Nuclear Reactors 1321 - Nuclear Power Facing Serious Obstacles - Part 1 of 2 Parts

Nuclear Reactors 1321 - Nuclear Power Facing Serious Obstacles - Part 1 of 2 Parts

Part 1 of 2 Parts
     The global nuclear industry is facing serious problems as production hits its lowest point in four decades and economic pressures rise.
     The World Nuclear Industry Status Report (WNISR) has outlined the severe challenges faced by the global nuclear power sector in recent years. The report covers developments up to mid-2023. It highlights a significant decline in nuclear energy production. The percentage of global electricity generated by nuclear power has reached its lowest point in forty years. This decline is attributed to a combination of factors. These include national policy shifts, economic pressures, and the rapid growth of renewable energy alternatives.
     The WNISR points out that global nuclear power generation experienced a significant four percent decline, reaching a level not seen since the mid-1990s. The decrease outside of China was even more pronounced. With a five percent decrease, the global nuclear energy share of commercial gross electricity generation in 2022 fell to just nine percent. This is the most substantial drop since the aftermath of the Fukushima nuclear disaster in 2011, a record low in the past forty years. It is notable that this share is now just above half of its peak of seventeen and half percent in 1996.
     Several major nuclear-producing countries faced similar challenges in 2022 and mid-2023. This contributed to the overall losses on the global nuclear landscape.
     In the U.S., the nuclear share of commercial electricity generation fell to eighteen percent, the lowest level in twenty-five years. In France, nuclear generation fell below its 1990 level. This resulted in France changing to a net importer of electricity for the first time since 1980. However, Frances appears to be motivated to rectify this situation. It recently led a group of twenty countries to declare that they intended to triple nuclear energy capacity from 2020 to 2050 at COP28 in Dubai.
     Belgium has closed two nuclear power reactors, one in 2022 and the other in 2023. Three more reactors are scheduled to be closed by 2025. Germany closed the last of its three operating reactors in mid-April of 2023. This completed its nuclear phase-out policy begun in 2011.
     The report mentions that the number of closed nuclear power reactors reached two hundred and twelve units as of mid-2023. Twenty-two were fully decommissioned and eleven were released from regulatory control. The report indicates that there are four hundred and seven nuclear power reactors with a total capacity of three hundred and sixty-five gigawatts operating worldwide. This represents a decrease of four reactors compared with the previous year and thirty-one units below the peak observed in 2002.

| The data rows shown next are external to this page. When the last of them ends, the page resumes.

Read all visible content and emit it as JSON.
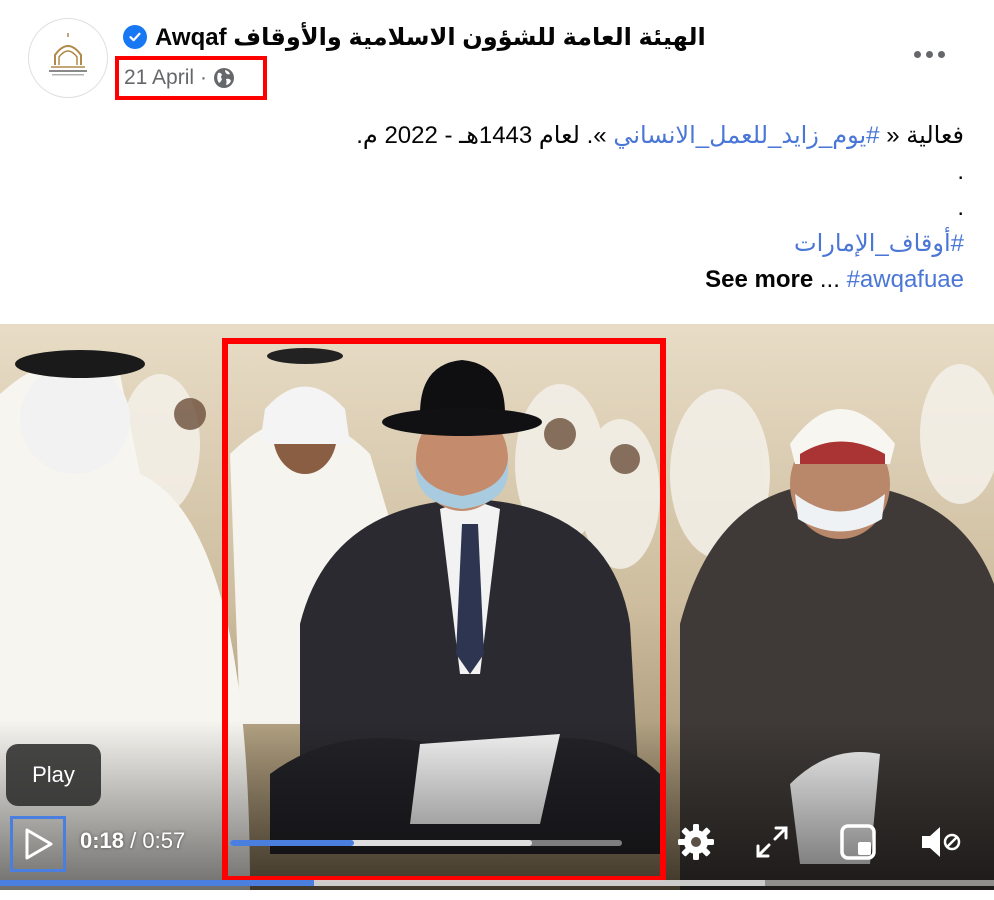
{
  "post": {
    "page_name": "الهيئة العامة للشؤون الاسلامية والأوقاف Awqaf",
    "date": "21 April",
    "separator": "·",
    "audience_icon": "globe-icon",
    "verified_icon": "verified-badge-icon",
    "more_icon": "more-options-icon",
    "text_line1_prefix": "فعالية « ",
    "text_line1_hashtag": "#يوم_زايد_للعمل_الانساني",
    "text_line1_suffix": " ». لعام  1443هـ - 2022 م.",
    "text_line2": ".",
    "text_line3": ".",
    "hashtag_emirates": "#أوقاف_الإمارات",
    "hashtag_awqafuae": "#awqafuae",
    "ellipsis": " ... ",
    "see_more": "See more"
  },
  "video": {
    "tooltip": "Play",
    "current_time": "0:18",
    "separator": " / ",
    "duration": "0:57",
    "progress_fraction": 0.316,
    "buffered_fraction": 0.77,
    "controls": [
      "play-icon",
      "settings-icon",
      "fullscreen-icon",
      "picture-in-picture-icon",
      "mute-icon"
    ]
  },
  "colors": {
    "accent": "#4a7fe0",
    "hashtag": "#4a76d6",
    "highlight": "#ff0000",
    "meta_text": "#65676b"
  }
}
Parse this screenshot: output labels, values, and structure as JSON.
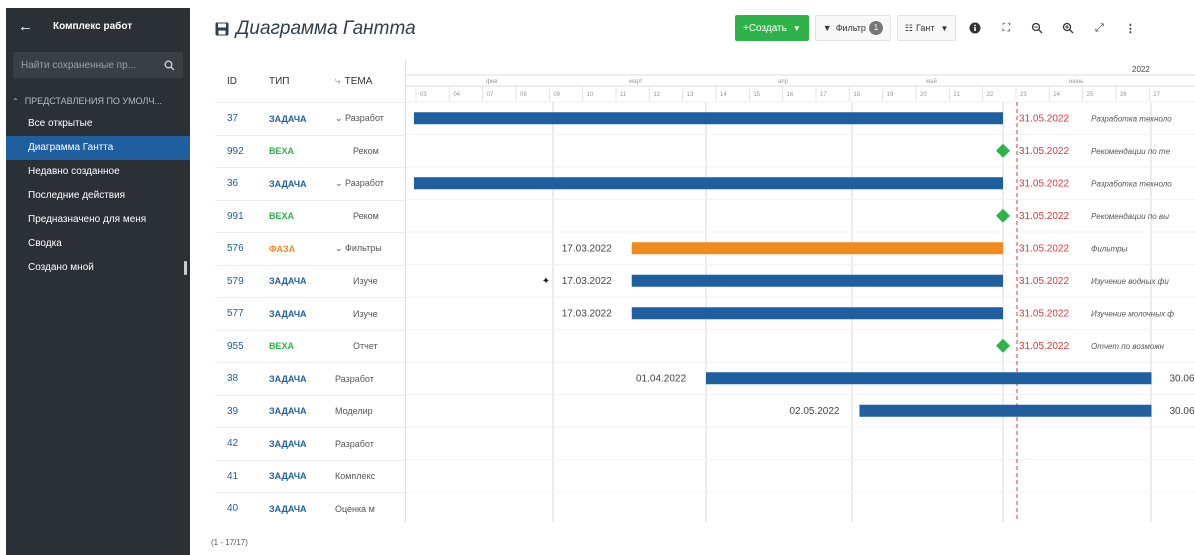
{
  "sidebar": {
    "title": "Комплекс работ",
    "search_placeholder": "Найти сохраненные пр...",
    "section_label": "ПРЕДСТАВЛЕНИЯ ПО УМОЛЧ...",
    "items": [
      {
        "label": "Все открытые",
        "active": false
      },
      {
        "label": "Диаграмма Гантта",
        "active": true
      },
      {
        "label": "Недавно созданное",
        "active": false
      },
      {
        "label": "Последние действия",
        "active": false
      },
      {
        "label": "Предназначено для меня",
        "active": false
      },
      {
        "label": "Сводка",
        "active": false
      },
      {
        "label": "Создано мной",
        "active": false
      }
    ]
  },
  "header": {
    "title": "Диаграмма Гантта",
    "create_label": "+Создать",
    "filter_label": "Фильтр",
    "filter_count": "1",
    "gantt_label": "Гант"
  },
  "grid": {
    "columns": {
      "id": "ID",
      "type": "ТИП",
      "topic": "ТЕМА"
    },
    "rows": [
      {
        "id": "37",
        "type": "ЗАДАЧА",
        "kind": "task",
        "expand": true,
        "topic": "Разработ"
      },
      {
        "id": "992",
        "type": "ВЕХА",
        "kind": "ms",
        "expand": false,
        "topic": "Реком"
      },
      {
        "id": "36",
        "type": "ЗАДАЧА",
        "kind": "task",
        "expand": true,
        "topic": "Разработ"
      },
      {
        "id": "991",
        "type": "ВЕХА",
        "kind": "ms",
        "expand": false,
        "topic": "Реком"
      },
      {
        "id": "576",
        "type": "ФАЗА",
        "kind": "phase",
        "expand": true,
        "topic": "Фильтры"
      },
      {
        "id": "579",
        "type": "ЗАДАЧА",
        "kind": "task",
        "expand": false,
        "topic": "Изуче"
      },
      {
        "id": "577",
        "type": "ЗАДАЧА",
        "kind": "task",
        "expand": false,
        "topic": "Изуче"
      },
      {
        "id": "955",
        "type": "ВЕХА",
        "kind": "ms",
        "expand": false,
        "topic": "Отчет"
      },
      {
        "id": "38",
        "type": "ЗАДАЧА",
        "kind": "task",
        "expand": false,
        "topic": "Разработ"
      },
      {
        "id": "39",
        "type": "ЗАДАЧА",
        "kind": "task",
        "expand": false,
        "topic": "Моделир"
      },
      {
        "id": "42",
        "type": "ЗАДАЧА",
        "kind": "task",
        "expand": false,
        "topic": "Разработ"
      },
      {
        "id": "41",
        "type": "ЗАДАЧА",
        "kind": "task",
        "expand": false,
        "topic": "Комплекс"
      },
      {
        "id": "40",
        "type": "ЗАДАЧА",
        "kind": "task",
        "expand": false,
        "topic": "Оценка м"
      }
    ],
    "footer": "(1 - 17/17)"
  },
  "gantt": {
    "year_label": "2022",
    "month_labels": [
      "фев",
      "март",
      "апр",
      "май",
      "июнь"
    ],
    "tick_labels": [
      "03",
      "04",
      "07",
      "08",
      "09",
      "10",
      "11",
      "12",
      "13",
      "14",
      "15",
      "16",
      "17",
      "18",
      "19",
      "20",
      "21",
      "22",
      "23",
      "24",
      "25",
      "26",
      "27"
    ],
    "today_date": "31.05.2022",
    "bars": [
      {
        "row": 0,
        "kind": "task",
        "start": "01.02.2022",
        "end": "31.05.2022",
        "end_label": "31.05.2022",
        "note": "Разработка техноло"
      },
      {
        "row": 1,
        "kind": "ms",
        "date": "31.05.2022",
        "end_label": "31.05.2022",
        "note": "Рекомендации по те"
      },
      {
        "row": 2,
        "kind": "task",
        "start": "01.02.2022",
        "end": "31.05.2022",
        "end_label": "31.05.2022",
        "note": "Разработка техноло"
      },
      {
        "row": 3,
        "kind": "ms",
        "date": "31.05.2022",
        "end_label": "31.05.2022",
        "note": "Рекомендации по вы"
      },
      {
        "row": 4,
        "kind": "phase",
        "start": "17.03.2022",
        "end": "31.05.2022",
        "start_label": "17.03.2022",
        "end_label": "31.05.2022",
        "note": "Фильтры"
      },
      {
        "row": 5,
        "kind": "task",
        "start": "17.03.2022",
        "end": "31.05.2022",
        "start_label": "17.03.2022",
        "end_label": "31.05.2022",
        "note": "Изучение водных фи",
        "pinned": true
      },
      {
        "row": 6,
        "kind": "task",
        "start": "17.03.2022",
        "end": "31.05.2022",
        "start_label": "17.03.2022",
        "end_label": "31.05.2022",
        "note": "Изучение молочных ф"
      },
      {
        "row": 7,
        "kind": "ms",
        "date": "31.05.2022",
        "end_label": "31.05.2022",
        "note": "Отчет по возможн"
      },
      {
        "row": 8,
        "kind": "task",
        "start": "01.04.2022",
        "end": "30.06.2022",
        "start_label": "01.04.2022",
        "end_label": "30.06"
      },
      {
        "row": 9,
        "kind": "task",
        "start": "02.05.2022",
        "end": "30.06.2022",
        "start_label": "02.05.2022",
        "end_label": "30.06"
      }
    ],
    "colors": {
      "task": "#1f5fa0",
      "phase": "#f08c1e",
      "milestone": "#2eb34a",
      "today": "#e0383b"
    }
  }
}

     Nuclear power faces increasing economic challenges. Lazard modeling indicates that, at discount rates over five and a half percent, nuclear power becomes the most expensive electricity generator in terms of the levelized cost of energy (LEOE).
     National developments of major nuclear power producing countries reflect this reality. The report highlights the massive governmental subsidies in the U.S. State-level taxpayer-funded subsidies are estimated to exceed fifteen billion dollars by 2030. The U.K. is currently operating only nine nuclear power reactors. The cost for the two reactors being constructed at Hinkley Point has soared to forty-four billion dollars. Grid connection for the new reactors has been delayed until June of 2027. South Korea’s state-owned utility, KEPCO, recently accumulated a record loss of twenty-five billion dollars, with a thirty two percent rise in net debt to one hundred and forty-nine billion dollars.